Are we making a better world or not, in which the poor have access to Mutual funds, Insurance etc or Mozilla thinks it's not?
Please watch this https://youtu.be/LJCEyqcKN3Q?t=5m50s and tell me which other country in this world can match this. Getting a loan in under 8 minutes. Or opening a bank account in under 10 min.
This is a technological revolution - but not happening in Copenhagen or Zurich, but dusty villages of India.
I have had enough of these Aadhaar critics - and now Mozilla - who have colonised their minds with some western ideas, and are unable to see what's happening in India.
Bottom line, there's no better example of how technology can drastically change lives for the poor and the needy than Aadhaar.
Those who are unable to see it, are usually just biased because need clicks for their publications, or need to build their reputation as security analyst or something by bashing something. Look into this thread itself, and you'll find them linking to each other's twitter profile etc. Sickening really.
by devnonymous on 5/27/17, 6:23 PM
> The Indian ID drive has ensured that benefits make it to the people who need
> them without 80% of it being skimmed by corrupt bureaucrats.
Citation ? (not about the corruption happening, that has been well established, but about aadhaar allegedly solving this problem). > Having a real identification gives very poor individuals the identification
> necessary to open bank accounts and interact with the financial sector.
There already are a pletora of identification methods in India, including the PAN, ration card, BPL Card, Voter ID etc. In the end the problems that keep it from being 'unique' are in the implementation at the grass roots. How is Aadhaar going to change this ? There already are a lot of reports of duplication of Aadhaar. > It's the first really reliable census data for a lot of areas.
Reliable ? Oh really ? According to the goverment's own addmission :http://aadhaarcarduid.org/uidai-cancelled-3-8-lakh-fake-aadh...

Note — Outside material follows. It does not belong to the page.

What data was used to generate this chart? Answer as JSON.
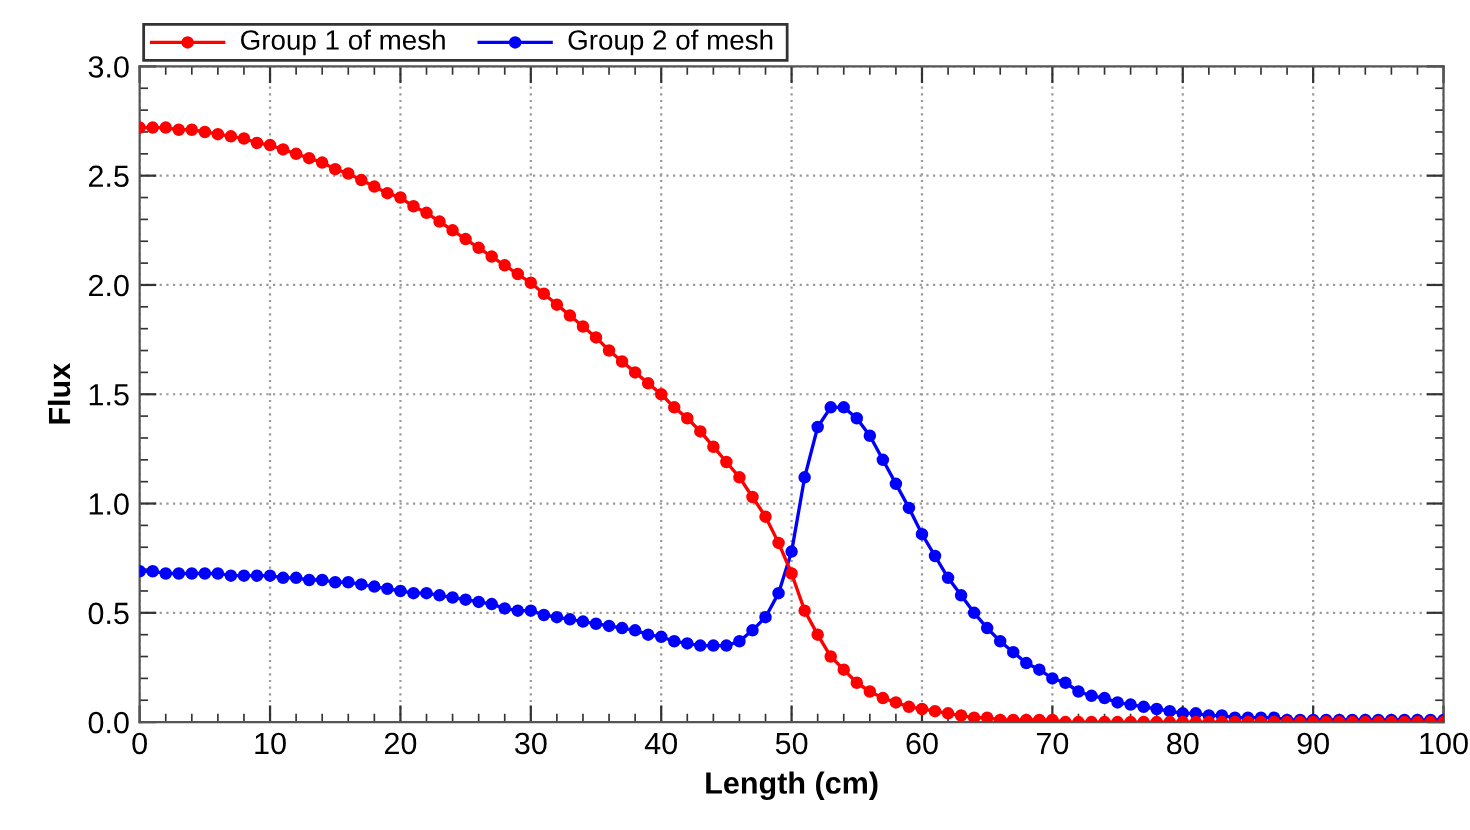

> It's disgusting that Mozilla sits there and pontificates about stopping
> programs which solve problems _they don't have_. In 50 years, when a couple
> hundred million Indians aren't having trouble getting enough to eat because
> their government subsidies were stolen, then maybe it's worth having this
> conversation. Until then, shut up and and let India solve its own problems,
> and don't help people starve to death on account of your pompous moral
> litmus tests.
Firstly, the Indian goverment is not even interested in debating or engaing
people who have a different viewpoint than them, including the Superme Court of
India. So, tell me again, which is this India you speak about that is allegedly
soloving its problems ? I feel like Indians like me are lesser Indians than thos
that toe the Goverment line.I often think about this when it comes to Indians reacting to critizims about India:
Except from the book "Restart"[1]
> Then the denial, the one form of intellectual argument we have mastered.
> India has no problem; if it has a problem, it is nobody else’s business;
> everybody else also has this problem; everybody else has other problems, why
> don’t you talk about those instead; why are you saying this is a problem, it is
> a part of our 5000-year- old culture; we knew the answers to all problems in
> the Vedic era; even if we have this problem, it is not our fault; even if we
> have this problem, we cannot accept any of the solutions that have been shown
> to work elsewhere; even if we have this problem, it is much better than it was;
> perhaps we have this problem, but it is none of your business.
...and this book is not even about sociology or politics, it is about economics.http://www.amazon.in/Restart-Last-Chance-Indian-Economy/dp/8...
by hackuser on 5/27/17, 7:15 PM
Seeing the same, generally weak talking points, angrily defending the Indian government, advocating nationalistic points of view, and repeated over and over - it all reminds me of threads critical of China and Russia.